WASHINGTON – Figures from a new paper by the US International Trade Commission (USITC) suggest that talk of a ‘Made in the US’ resurgence in textiles may be premature. The figures show that after four years of decline, US textile shipments increased in 2017 to US$39.6bn, much of this – over 60 per cent – for the domestic market. However, this figure remained three per cent below the 2013 level. Textile exports also remain static.
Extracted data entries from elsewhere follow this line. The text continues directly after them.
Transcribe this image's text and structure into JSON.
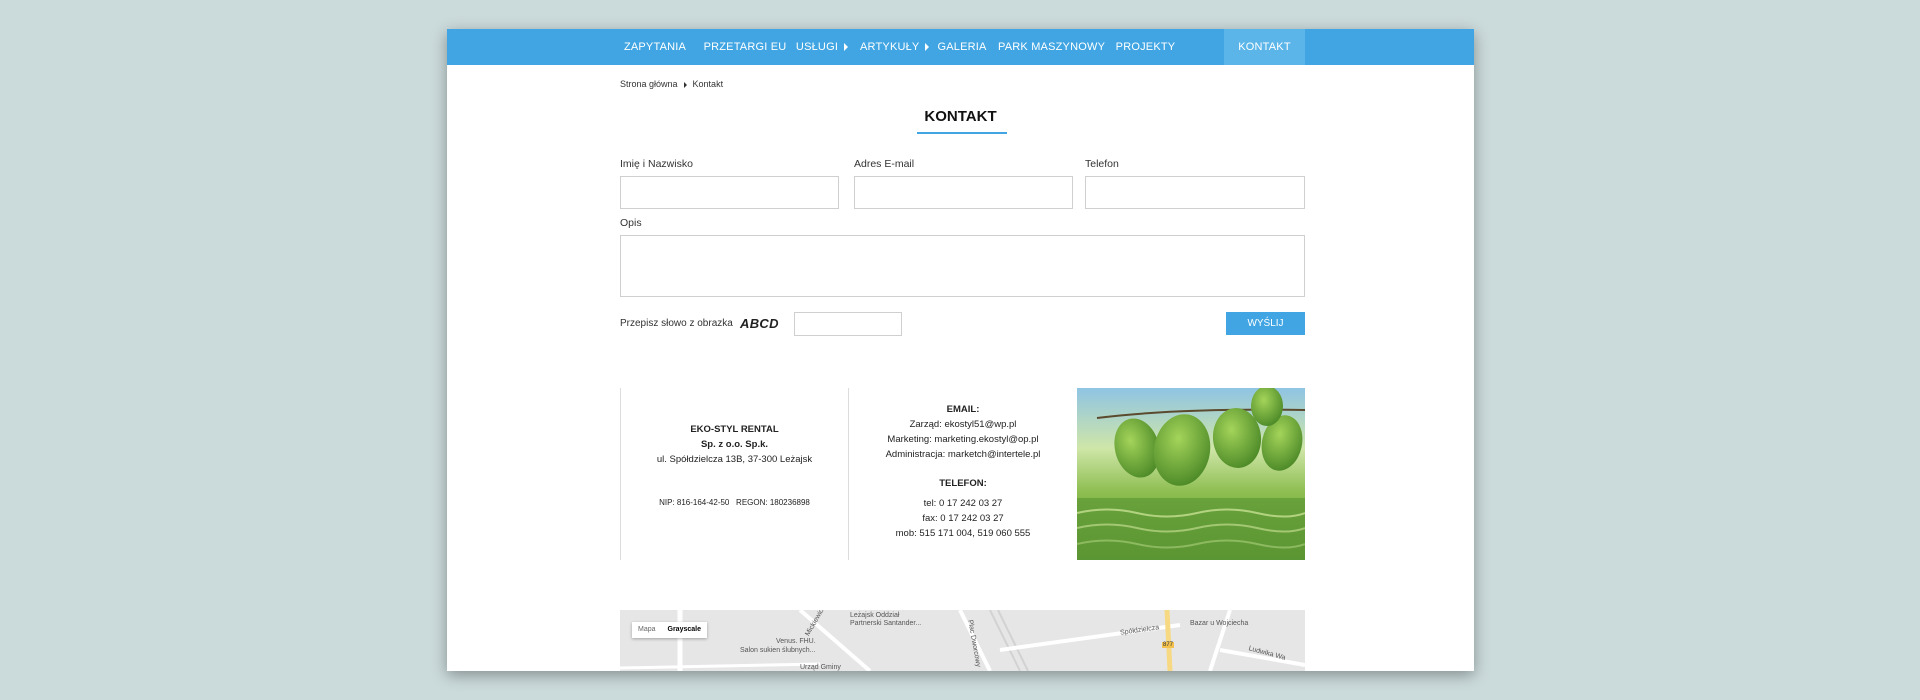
{
  "nav": {
    "items": [
      {
        "label": "ZAPYTANIA"
      },
      {
        "label": "PRZETARGI EU"
      },
      {
        "label": "USŁUGI"
      },
      {
        "label": "ARTYKUŁY"
      },
      {
        "label": "GALERIA"
      },
      {
        "label": "PARK MASZYNOWY"
      },
      {
        "label": "PROJEKTY"
      },
      {
        "label": "KONTAKT"
      }
    ]
  },
  "breadcrumb": {
    "home": "Strona główna",
    "current": "Kontakt"
  },
  "page_title": "KONTAKT",
  "form": {
    "name_label": "Imię i Nazwisko",
    "email_label": "Adres E-mail",
    "phone_label": "Telefon",
    "desc_label": "Opis",
    "captcha_label": "Przepisz słowo z obrazka",
    "captcha_word": "ABCD",
    "submit_label": "WYŚLIJ",
    "name_value": "",
    "email_value": "",
    "phone_value": "",
    "desc_value": "",
    "captcha_value": ""
  },
  "company": {
    "name": "EKO-STYL RENTAL",
    "legal": "Sp. z o.o. Sp.k.",
    "address": "ul. Spółdzielcza 13B, 37-300 Leżajsk",
    "nip": "NIP: 816-164-42-50",
    "regon": "REGON:  180236898"
  },
  "contact": {
    "email_heading": "EMAIL:",
    "email_lines": [
      "Zarząd: ekostyl51@wp.pl",
      "Marketing: marketing.ekostyl@op.pl",
      "Administracja: marketch@intertele.pl"
    ],
    "phone_heading": "TELEFON:",
    "phone_lines": [
      "tel: 0 17 242 03 27",
      "fax: 0 17 242 03 27",
      "mob: 515 171 004, 519 060 555"
    ]
  },
  "map": {
    "type_map": "Mapa",
    "type_gray": "Grayscale",
    "labels": [
      "Leżajsk Oddział",
      "Partnerski Santander...",
      "Venus. FHU.",
      "Salon sukien ślubnych...",
      "Bazar u Wojciecha",
      "Urząd Gminy",
      "Spółdzielcza",
      "Plac Dworcowy",
      "Mickiewicza",
      "Ludwika Wa",
      "877"
    ]
  },
  "colors": {
    "accent": "#40a5e2",
    "accent_active": "#5cb5e9",
    "background": "#cbdadb"
  }
}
At US$10.6bn, US textile exports in 2017 were below the five-year high of US$12.1bn in 2014. The paper argues that in the domestic US apparel sector, the available evidence suggests that in recent years “reshoring has taken place, albeit on a modest scale.”
Says the paper: “Rather than simply increasing capacity, some of the new investment is likely replacing existing equipment, as firms upgrade and modernise their manufacturing processes and/or focus their operations on different products. However, along with new investments, there have been closures and restructuring in some segments of the industry. For example, in late 2017, Cone Denim, an iconic domestic producer of denim, announced the closure of its US denim plant.”
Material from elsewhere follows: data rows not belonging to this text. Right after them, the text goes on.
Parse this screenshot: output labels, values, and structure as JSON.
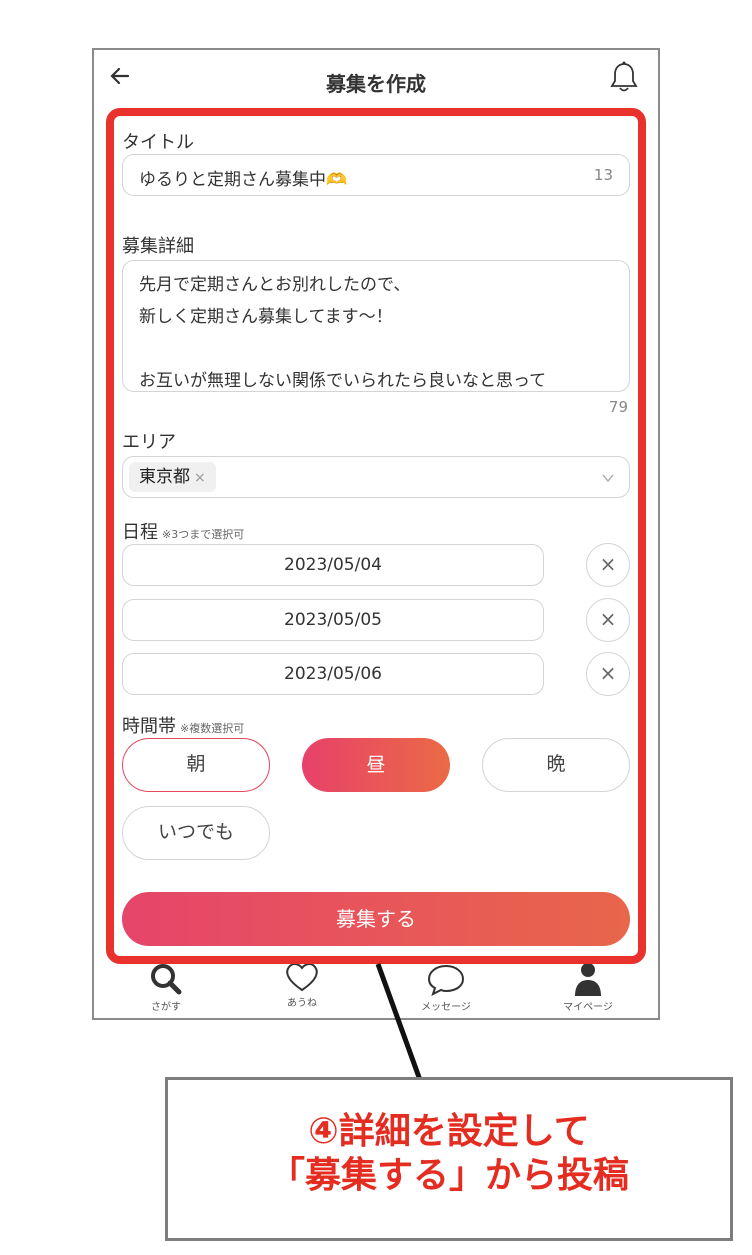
{
  "header": {
    "title": "募集を作成",
    "back_icon": "arrow-left-icon",
    "notification_icon": "bell-icon"
  },
  "form": {
    "title_label": "タイトル",
    "title_value": "ゆるりと定期さん募集中🫶",
    "title_count": "13",
    "detail_label": "募集詳細",
    "detail_value": "先月で定期さんとお別れしたので、\n新しく定期さん募集してます〜！\n\nお互いが無理しない関係でいられたら良いなと思って",
    "detail_count": "79",
    "area_label": "エリア",
    "area_selected": "東京都",
    "area_chip_remove": "×",
    "schedule_label": "日程",
    "schedule_note": "※3つまで選択可",
    "dates": [
      "2023/05/04",
      "2023/05/05",
      "2023/05/06"
    ],
    "date_clear_symbol": "×",
    "time_label": "時間帯",
    "time_note": "※複数選択可",
    "time_options": [
      "朝",
      "昼",
      "晩",
      "いつでも"
    ],
    "submit_label": "募集する"
  },
  "tabbar": {
    "items": [
      {
        "label": "さがす",
        "icon": "search-icon"
      },
      {
        "label": "あうね",
        "icon": "heart-icon"
      },
      {
        "label": "メッセージ",
        "icon": "chat-icon"
      },
      {
        "label": "マイページ",
        "icon": "user-icon"
      }
    ]
  },
  "annotation": {
    "text": "④詳細を設定して\n「募集する」から投稿",
    "highlight_color": "#e8322b",
    "text_color": "#e42c20"
  },
  "colors": {
    "accent_start": "#e8416a",
    "accent_end": "#ea6a45"
  }
}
“Much of the new investment is by foreign firms, including new investments by Chinese and Indian firms, as well as by firms from Mexico, Canada, Turkey, and Saudi Arabia, to name a few. The domestic industry has also announced investments to expand capacity, as well as to open new plants.”
The paper suggests that data on investment, shipments, trade, and employment provide only “mixed evidence of an industry in recovery.” Total capital expenditures in plants and equipment for the textile and textile product sectors increased by 36 percent in the 2013–16 period, rising from US$1.6bn in 2013 to US$2.1bn in 2016, the latest year for which data are available. The 2016 level was also well above the pre-recessionary level in 2008 US$1.4bn suggesting these sectors are seeing a resurgence.
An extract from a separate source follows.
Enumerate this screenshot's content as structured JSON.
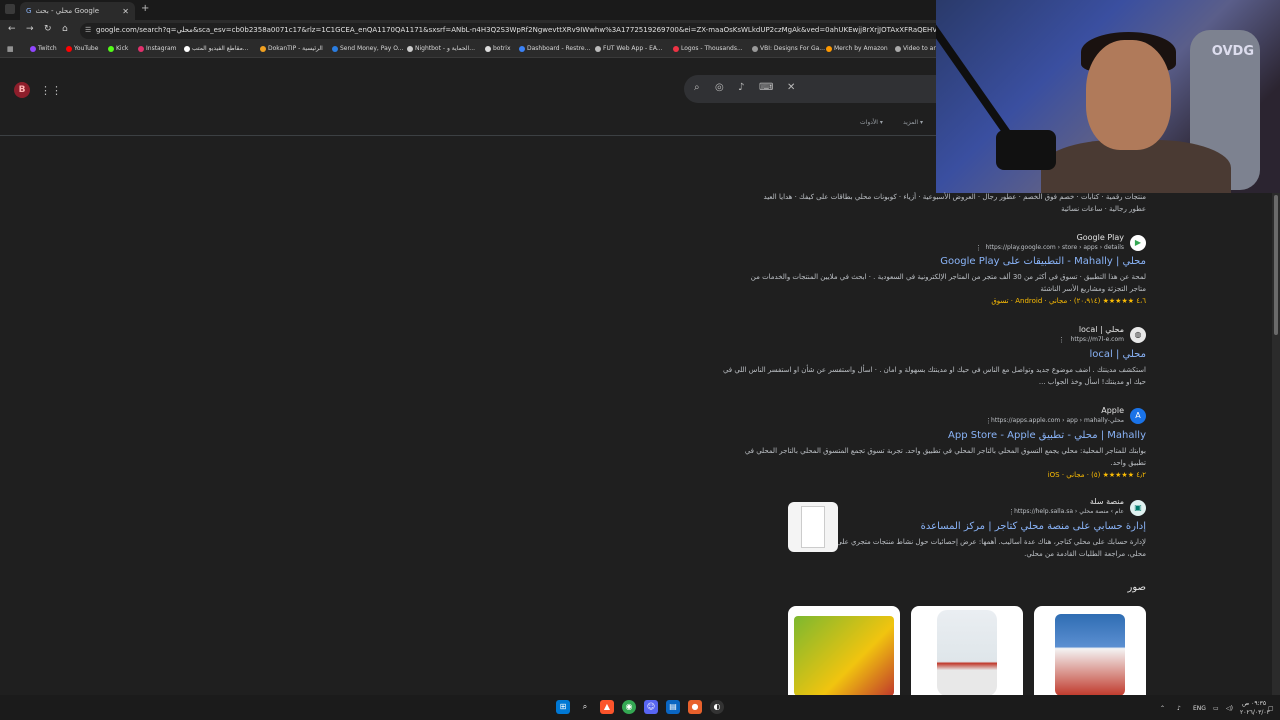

Adds the paper: “Anecdotal evidence points to significant investment in the textiles sector. We reviewed reports of new or planned investments (those announced from January 2014 through December 2017), which showed 59 publicly announced new or planned investments in the US textiles sector.
The paper suggests that any growth in investment or shipments is not reflected in employment data. Employment in the textiles sector declined by four per cent from 131,000 in 2013 to an estimated 126,000 in 2017. Moreover, the paper suggests that although statements by industry experts suggest the industry has invested in technology to increase labour productivity, official data on labour productivity for yarns and fabrics – which accounts for most of the employment in the textiles sector – show steady declines during 2013–16.